Maxime pris cette mise en garde comme un feu vert, une invitation à se dépasser lui et ses limites, mais aussi à tester celles que Sidjil voulait lui imposer. Il perpétua ses mouvements, accentua les passages de sa langue sur son gland et planta son regard dans le sien avec un air de défi. Lorsqu'il sentit sa tête être tirée vers l'arrière, il s'agrippa à ses cuisses pour protester et laissa échapper des geignements de mécontentement qui firent vibrer les parois de sa gorge autour de son sexe. L'espace d'une seconde, son effort pour résister à la prise dans ses cheveux lui coûta une déglutition inconsciente. Il n'eut pas le temps de se sentir s'étouffer que déjà, Sidjil s'était saisit de l'arrière de son crâne à l'aide de ses deux mains, tirant violemment sur ses mèches pour l'éloigner de l'objet de ses caprices. La seconde d'après, le visage rougit de Maxime devenait la toile de son orgasme. Il sentit sa semence atterrir en grande partie sur ses joues et ses lèvres entrouvertes, le reste se perdit sur son menton et plus bas, sur son torse en mouvement. Mais Maxime sentit plus que tout l'air lui échapper, tous ses organes frémir alors que la vague destructrice de son orgasme le rattrapait. Elle déferla en lui sans crier gare et fit imploser tout le plaisir qu'il avait contenu jusqu'à lors. La douleur de ses genoux encore vissés au sol le ramena peu à peu à la réalité, le guidant à travers son voile de confusion.

— Merde Max', fit Sidjil alors qu'il retrouvait peu à peu ses esprits. Ta tronche...
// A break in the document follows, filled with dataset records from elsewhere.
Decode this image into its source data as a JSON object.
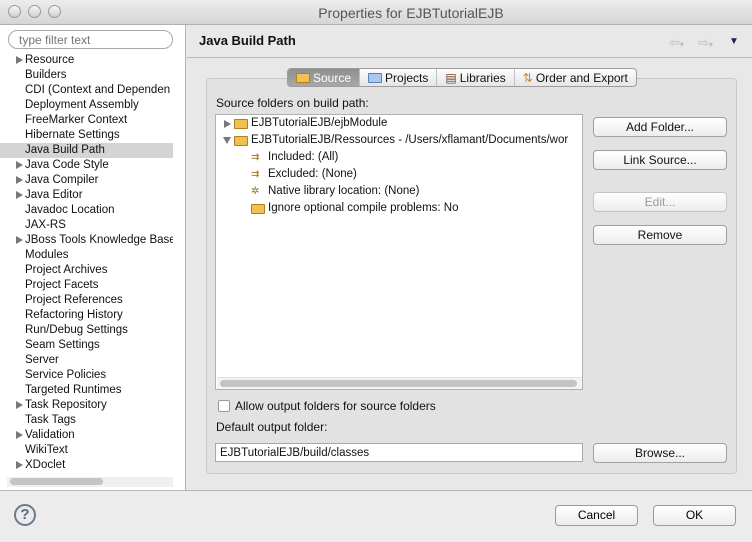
{
  "window": {
    "title": "Properties for EJBTutorialEJB"
  },
  "sidebar": {
    "filter_placeholder": "type filter text",
    "items": [
      {
        "label": "Resource",
        "expandable": true
      },
      {
        "label": "Builders",
        "expandable": false
      },
      {
        "label": "CDI (Context and Dependen",
        "expandable": false
      },
      {
        "label": "Deployment Assembly",
        "expandable": false
      },
      {
        "label": "FreeMarker Context",
        "expandable": false
      },
      {
        "label": "Hibernate Settings",
        "expandable": false
      },
      {
        "label": "Java Build Path",
        "expandable": false,
        "selected": true
      },
      {
        "label": "Java Code Style",
        "expandable": true
      },
      {
        "label": "Java Compiler",
        "expandable": true
      },
      {
        "label": "Java Editor",
        "expandable": true
      },
      {
        "label": "Javadoc Location",
        "expandable": false
      },
      {
        "label": "JAX-RS",
        "expandable": false
      },
      {
        "label": "JBoss Tools Knowledge Base",
        "expandable": true
      },
      {
        "label": "Modules",
        "expandable": false
      },
      {
        "label": "Project Archives",
        "expandable": false
      },
      {
        "label": "Project Facets",
        "expandable": false
      },
      {
        "label": "Project References",
        "expandable": false
      },
      {
        "label": "Refactoring History",
        "expandable": false
      },
      {
        "label": "Run/Debug Settings",
        "expandable": false
      },
      {
        "label": "Seam Settings",
        "expandable": false
      },
      {
        "label": "Server",
        "expandable": false
      },
      {
        "label": "Service Policies",
        "expandable": false
      },
      {
        "label": "Targeted Runtimes",
        "expandable": false
      },
      {
        "label": "Task Repository",
        "expandable": true
      },
      {
        "label": "Task Tags",
        "expandable": false
      },
      {
        "label": "Validation",
        "expandable": true
      },
      {
        "label": "WikiText",
        "expandable": false
      },
      {
        "label": "XDoclet",
        "expandable": true
      }
    ]
  },
  "page": {
    "title": "Java Build Path",
    "tabs": [
      {
        "label": "Source",
        "active": true
      },
      {
        "label": "Projects"
      },
      {
        "label": "Libraries"
      },
      {
        "label": "Order and Export"
      }
    ],
    "source_label": "Source folders on build path:",
    "tree": [
      {
        "label": "EJBTutorialEJB/ejbModule",
        "icon": "package-folder-icon"
      },
      {
        "label": "EJBTutorialEJB/Ressources - /Users/xflamant/Documents/wor",
        "icon": "package-folder-icon"
      },
      {
        "label": "Included: (All)",
        "icon": "inclusion-filter-icon"
      },
      {
        "label": "Excluded: (None)",
        "icon": "exclusion-filter-icon"
      },
      {
        "label": "Native library location: (None)",
        "icon": "native-library-icon"
      },
      {
        "label": "Ignore optional compile problems: No",
        "icon": "ignore-problems-icon"
      }
    ],
    "buttons": {
      "add_folder": "Add Folder...",
      "link_source": "Link Source...",
      "edit": "Edit...",
      "remove": "Remove",
      "browse": "Browse..."
    },
    "allow_output_label": "Allow output folders for source folders",
    "allow_output_checked": false,
    "default_output_label": "Default output folder:",
    "default_output_value": "EJBTutorialEJB/build/classes"
  },
  "footer": {
    "help": "?",
    "cancel": "Cancel",
    "ok": "OK"
  }
}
Ce dernier, fraichement remis de son orgasme, semblait démuni face à la vision qu'il lui offrait. Maxime ne put s'empêcher de le trouver attachant, une fois de plus. Il voulut se redresser sur ses genoux pour déposer un baiser sur ses lèvres mais elles se dérobèrent à nouveau aux siennes. Un râle contrarié lui échappa.

— Désolé mon Maxou, mais j'suis vraiment pas prêt psychologiquement à goûter à mon me-sper, lâcha-t-il en guise d'explication, une expression légèrement dégoûtée sur le visage.

— Parce que moi oui peut-être, ronchonna-t-il cyniquement en allant chercher un mouchoir sur la table basse derrière lui.

— Bah en l'occurrence ouais, t'avais l'air plutôt chaud pour.

Maxime lui jeta son mouchoir usé à la figure en guise de réponse. Puis il se leva franchement, la conscience aigue qu'il avait de l'humidité de son sous-vêtement le fit grimacer. Il annonça à Sidjil qu'ils feraient mieux de prendre une douche, mais ce dernier l'attira à lui en attrapant son poignet avant qu'il ne fasse un pas. L'enchaînement de mouvement avait décuplé la désagréable sensation dans son caleçon. Mais lorsque Sidjil l'attira à lui pour enfin l'embrasser, il ne trouva pas la force de l'insulter.

— Sid Sid, tu fous quoi là ? l'interrompit-il alors qu'il sentait ses baisers se perdre de l'autre côté de son cou et ses mains caresser son ventre.

Il le vit se redresser instantanément, l'air visiblement surpris et inquiet.

— Bah je... T'as pas fini, je pensais que tu...

Ah.

Maxime laissa échapper un rire gêné.

— Si, j'ai « fini » Sid.

Il détailla avec toujours la même fascination la façon dont ses sourcils se froncèrent, dont son regard cherchait tantôt une réponse dans son œil droit puis dans son œil gauche, dont sa mâchoire se contractait sous le travail inutile de ses dents. Maxime avait envie de l'embrasser.

Soudain, son visage s'éclaircit.

— Nan..., fit Sidjil comme si son idée était trop farfelue pour être vraie. Me dis pas que quand j'ai... et que je t'ai tiré les cheveux t'as...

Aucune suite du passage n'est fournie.